A ‘miraculous’ recovery
A 1995 NIH study of bodysurfing accidents indicated that injuries most commonly are the result of “forced hyperextension of the head and neck due to the surfers having been caught up in turbulent wave action and driven into the sandy sea bottom.”
That’s exactly how Hogan’s accident occurred. He went from being fully paralyzed for hours after his accident to regaining use of his legs and then his arms, and then slowly working to relearn basic motor skills, like buttoning his shirt and tying his shoes.
He returned to work last week co-anchoring the 4:30-7 a.m. news with Renee Chou, and is set to start full-time, resuming the noon newscast duties as well, on Wednesday.
“It’s exciting to be back,” he said. “It’s just part of what makes me whole. I like to work hard and play hard and I need those equations in my life. … I’m not where I want to be, and that’s all the motivation I need to get going and keep going in that direction.”
WRAL vice president and general manager Joel Davis told The News & Observer last week that Hogan would increase his responsibilities as he got his doctor’s approval to add more to his workload.
Hogan told us that his stamina is increasing, and he’s gaining strength every day, so he thinks he’s ready for full days.
“I’m not trying to do anything too quickly that the doctor hasn’t approved,” he said. “But I’m gonna do everything that the doctor lets me do, for sure.”

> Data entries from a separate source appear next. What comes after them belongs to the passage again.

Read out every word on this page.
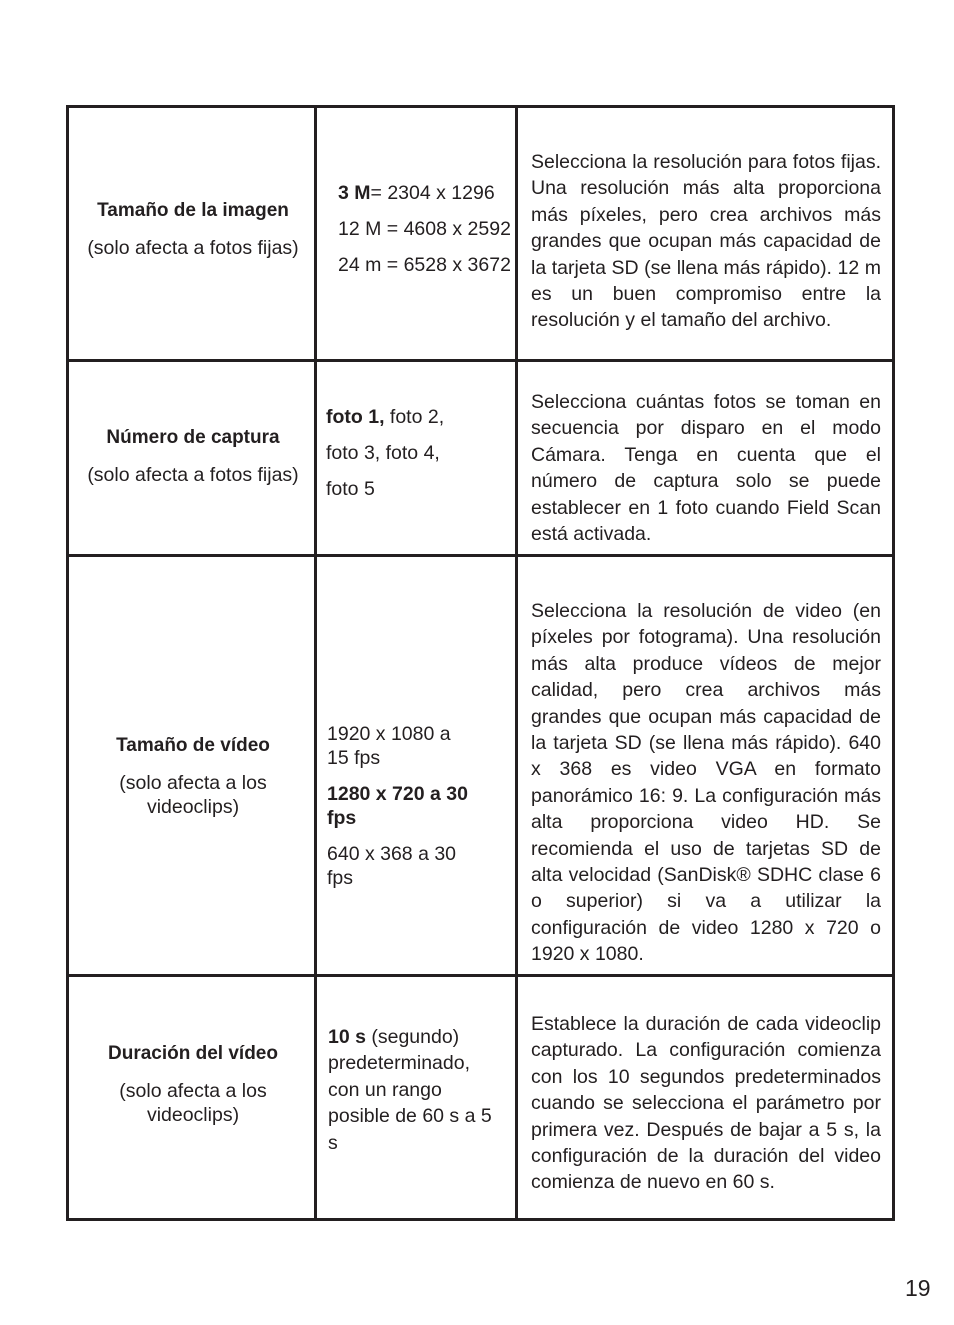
Tamaño de la imagen
(solo afecta a fotos fijas)

3 M= 2304 x 1296

12 M = 4608 x 2592

24 m = 6528 x 3672

Selecciona la resolución para fotos fijas. Una resolución más alta proporciona más píxeles, pero crea archivos más grandes que ocupan más capacidad de la tarjeta SD (se llena más rápido). 12 m es un buen compromiso entre la resolución y el tamaño del archivo.
Número de captura
(solo afecta a fotos fijas)

foto 1, foto 2,

foto 3, foto 4,

foto 5

Selecciona cuántas fotos se toman en secuencia por disparo en el modo Cámara. Tenga en cuenta que el número de captura solo se puede establecer en 1 foto cuando Field Scan está activada.
Tamaño de vídeo
(solo afecta a los videoclips)

1920 x 1080 a 15 fps

1280 x 720 a 30 fps

640 x 368 a 30 fps

Selecciona la resolución de video (en píxeles por fotograma). Una resolución más alta produce vídeos de mejor calidad, pero crea archivos más grandes que ocupan más capacidad de la tarjeta SD (se llena más rápido). 640 x 368 es video VGA en formato panorámico 16: 9. La configuración más alta proporciona video HD. Se recomienda el uso de tarjetas SD de alta velocidad (SanDisk® SDHC clase 6 o superior) si va a utilizar la configuración de video 1280 x 720 o 1920 x 1080.
Duración del vídeo
(solo afecta a los videoclips)

10 s (segundo) predeterminado, con un rango posible de 60 s a 5 s

Establece la duración de cada videoclip capturado. La configuración comienza con los 10 segundos predeterminados cuando se selecciona el parámetro por primera vez. Después de bajar a 5 s, la configuración de la duración del video comienza de nuevo en 60 s.
19
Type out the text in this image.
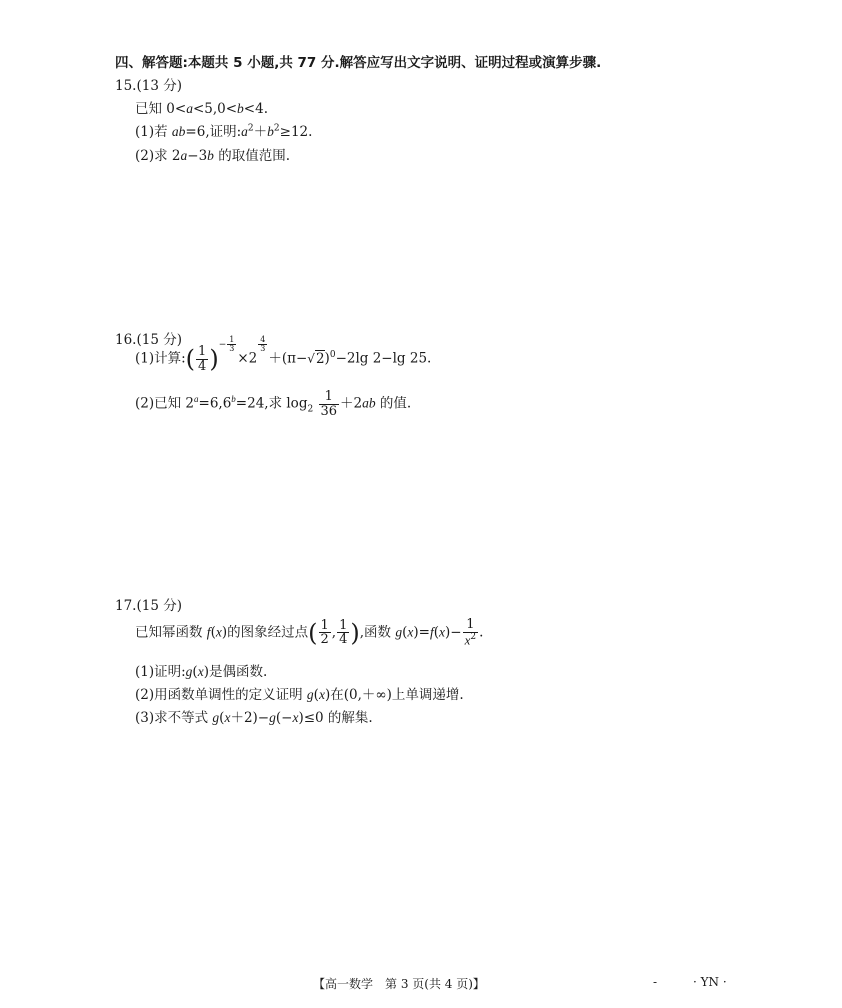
四、解答题:本题共 5 小题,共 77 分.解答应写出文字说明、证明过程或演算步骤.
15.(13 分)
已知 0<a<5,0<b<4.
(1)若 ab=6,证明$:a^2+b^2\ge 12$.
(2)求 2a−3b 的取值范围.
16.(15 分)
(1)计算:( $\frac{1}{4} )^{- \frac{1}{3}}$
×2
$^{\frac{4}{3}}$
$+(\pi-√2)^0-2\lg$ 2−lg 25.
(2)已知 $2^a=6,6^b=24$,求 $\log_2 \frac{1}{36} +2ab$ 的值.
17.(15 分)
已知幂函数 f(x)的图象经过点( $\frac{1}{2}$ , $\frac{1}{4}$ ),函数 $g(x)=f(x)- \frac{1}{x^2}$ .
(1)证明:g(x)是偶函数.
(2)用函数单调性的定义证明 g(x)在(0,＋∞)上单调递增.
(3)求不等式 g(x＋2)−g(−x)≤0 的解集.
【高一数学　第 3 页(共 4 页)】	-	· YN ·
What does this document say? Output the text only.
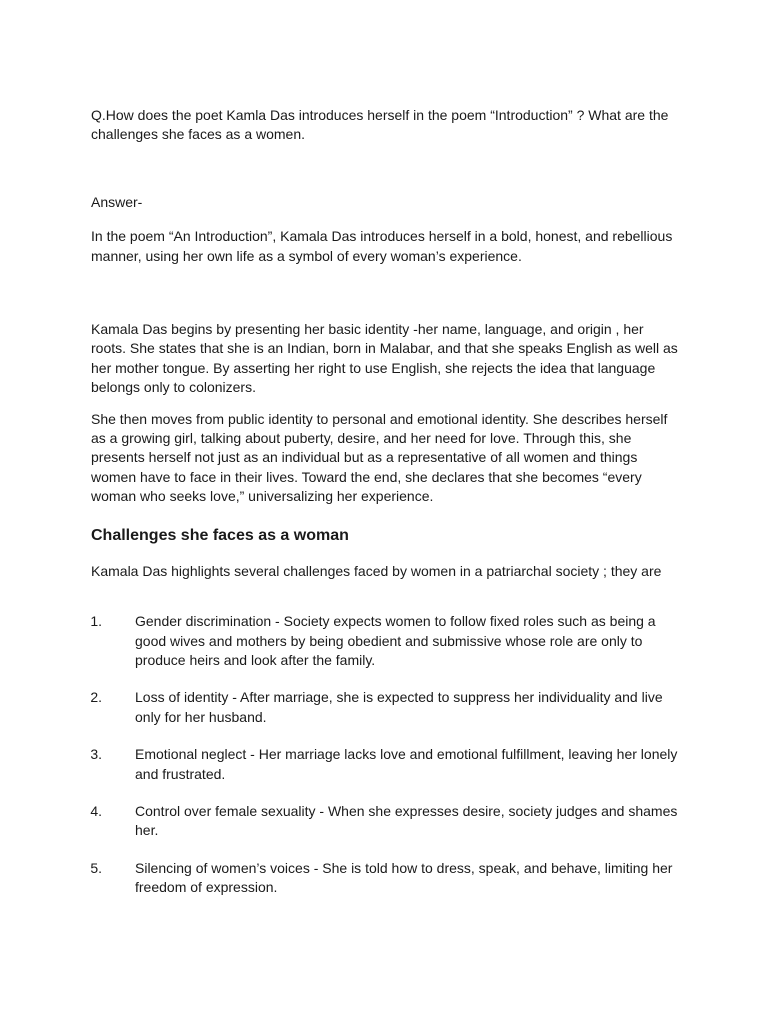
Q.How does the poet Kamla Das introduces herself in the poem “Introduction” ? What are the challenges she faces as a women.

Answer-

In the poem “An Introduction”, Kamala Das introduces herself in a bold, honest, and rebellious manner, using her own life as a symbol of every woman’s experience.

Kamala Das begins by presenting her basic identity -her name, language, and origin , her roots. She states that she is an Indian, born in Malabar, and that she speaks English as well as her mother tongue. By asserting her right to use English, she rejects the idea that language belongs only to colonizers.

She then moves from public identity to personal and emotional identity. She describes herself as a growing girl, talking about puberty, desire, and her need for love. Through this, she presents herself not just as an individual but as a representative of all women and things women have to face in their lives. Toward the end, she declares that she becomes “every woman who seeks love,” universalizing her experience.

Challenges she faces as a woman

Kamala Das highlights several challenges faced by women in a patriarchal society ; they are

1.	Gender discrimination - Society expects women to follow fixed roles such as being a good wives and mothers by being obedient and submissive whose role are only to produce heirs and look after the family.
2.	Loss of identity - After marriage, she is expected to suppress her individuality and live only for her husband.
3.	Emotional neglect - Her marriage lacks love and emotional fulfillment, leaving her lonely and frustrated.
4.	Control over female sexuality - When she expresses desire, society judges and shames her.
5.	Silencing of women’s voices - She is told how to dress, speak, and behave, limiting her freedom of expression.
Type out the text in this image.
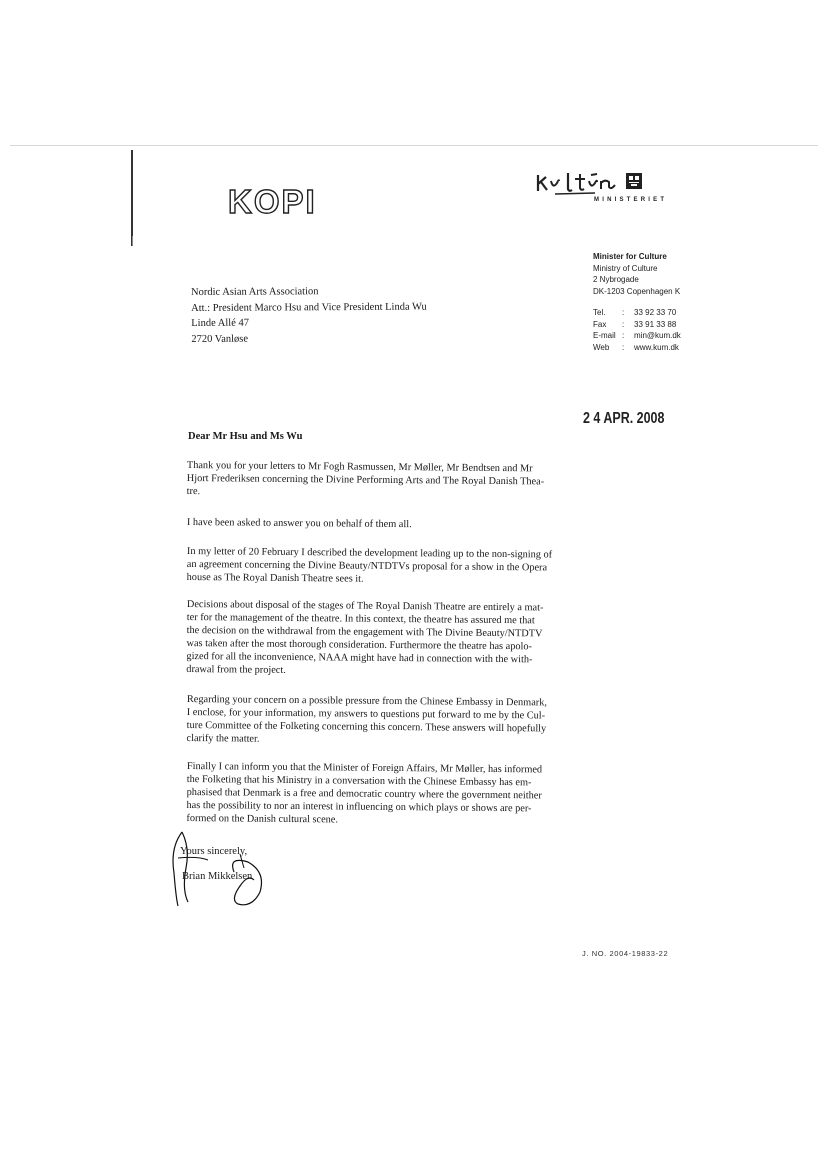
KOPI	MINISTERIET
Minister for Culture
Ministry of Culture
2 Nybrogade
DK-1203 Copenhagen K
Tel.	:	33 92 33 70
Fax	:	33 91 33 88
E-mail :	min@kum.dk
Web	:	www.kum.dk
Nordic Asian Arts Association
Att.: President Marco Hsu and Vice President Linda Wu
Linde Allé 47
2720 Vanløse
2 4 APR. 2008
Dear Mr Hsu and Ms Wu
Thank you for your letters to Mr Fogh Rasmussen, Mr Møller, Mr Bendtsen and Mr
Hjort Frederiksen concerning the Divine Performing Arts and The Royal Danish Thea-
tre.
I have been asked to answer you on behalf of them all.
In my letter of 20 February I described the development leading up to the non-signing of
an agreement concerning the Divine Beauty/NTDTVs proposal for a show in the Opera
house as The Royal Danish Theatre sees it.
Decisions about disposal of the stages of The Royal Danish Theatre are entirely a mat-
ter for the management of the theatre. In this context, the theatre has assured me that
the decision on the withdrawal from the engagement with The Divine Beauty/NTDTV
was taken after the most thorough consideration. Furthermore the theatre has apolo-
gized for all the inconvenience, NAAA might have had in connection with the with-
drawal from the project.
Regarding your concern on a possible pressure from the Chinese Embassy in Denmark,
I enclose, for your information, my answers to questions put forward to me by the Cul-
ture Committee of the Folketing concerning this concern. These answers will hopefully
clarify the matter.
Finally I can inform you that the Minister of Foreign Affairs, Mr Møller, has informed
the Folketing that his Ministry in a conversation with the Chinese Embassy has em-
phasised that Denmark is a free and democratic country where the government neither
has the possibility to nor an interest in influencing on which plays or shows are per-
formed on the Danish cultural scene.
Yours sincerely,
Brian Mikkelsen
J. NO. 2004-19833-22
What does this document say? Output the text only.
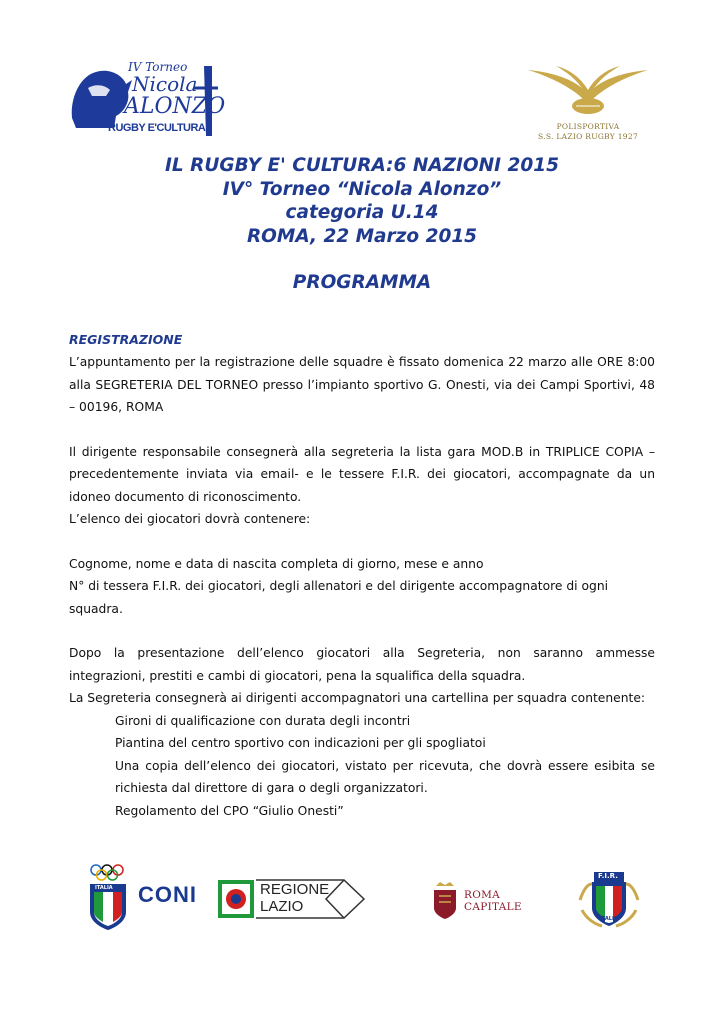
IV Torneo
Nicola
ALONZO
RUGBY E'CULTURA	POLISPORTIVA
S.S. LAZIO RUGBY 1927
IL RUGBY E' CULTURA:6 NAZIONI 2015
IV° Torneo “Nicola Alonzo”
categoria U.14
ROMA, 22 Marzo 2015
PROGRAMMA
REGISTRAZIONE

L’appuntamento per la registrazione delle squadre è fissato domenica 22 marzo alle ORE 8:00 alla SEGRETERIA DEL TORNEO presso l’impianto sportivo G. Onesti, via dei Campi Sportivi, 48 – 00196, ROMA

Il dirigente responsabile consegnerà alla segreteria la lista gara MOD.B in TRIPLICE COPIA – precedentemente inviata via email- e le tessere F.I.R. dei giocatori, accompagnate da un idoneo documento di riconoscimento.

L’elenco dei giocatori dovrà contenere:

Cognome, nome e data di nascita completa di giorno, mese e anno

N° di tessera F.I.R. dei giocatori, degli allenatori e del dirigente accompagnatore di ogni squadra.

Dopo la presentazione dell’elenco giocatori alla Segreteria, non saranno ammesse integrazioni, prestiti e cambi di giocatori, pena la squalifica della squadra.

La Segreteria consegnerà ai dirigenti accompagnatori una cartellina per squadra contenente:

Gironi di qualificazione con durata degli incontri

Piantina del centro sportivo con indicazioni per gli spogliatoi

Una copia dell’elenco dei giocatori, vistato per ricevuta, che dovrà essere esibita se richiesta dal direttore di gara o degli organizzatori.

Regolamento del CPO “Giulio Onesti”

ITALIA CONI	REGIONE
LAZIO
ROMA
CAPITALE
F.I.R.
ITALIA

His lingering symptoms include numbness in his right shoulder, burning sensations in both arms from his elbows to his fingertips and numbness and stiffness in both hands. The rapid pace of his early progress has slowed, he said. From here, it will take more time, and he knows the way he feels right now could be as good as it gets.
“Nobody will tell me that I’ll make a full recovery, because that’s a medical ‘who knows’ right now,” he said. “That will be another miraculous day. Another miracle when that day happens, when I get there.”
Hogan is looking at surgery later in the year that will clear out some space around his spinal cord. The surgery won’t make lingering symptoms disappear, but it should protect him in the future from relatively minor incidences, like an airbag going off in a car. Another injury to his neck, doctors have told him, could cause irreparable damage. He’ll take another short break from anchoring duties for the surgery.
But for now, Hogan is grateful for all the help and support he has received — from his family, first responders, doctors, nurses, therapists, colleagues and viewers — and he’s very aware of how truly fortunate he is. He is thankful for his miracle.
“It’s been termed a miraculous recovery by some of the doctors and some of the therapists,” he said. “But when I look at some of the events, it is miraculous that I’m here.”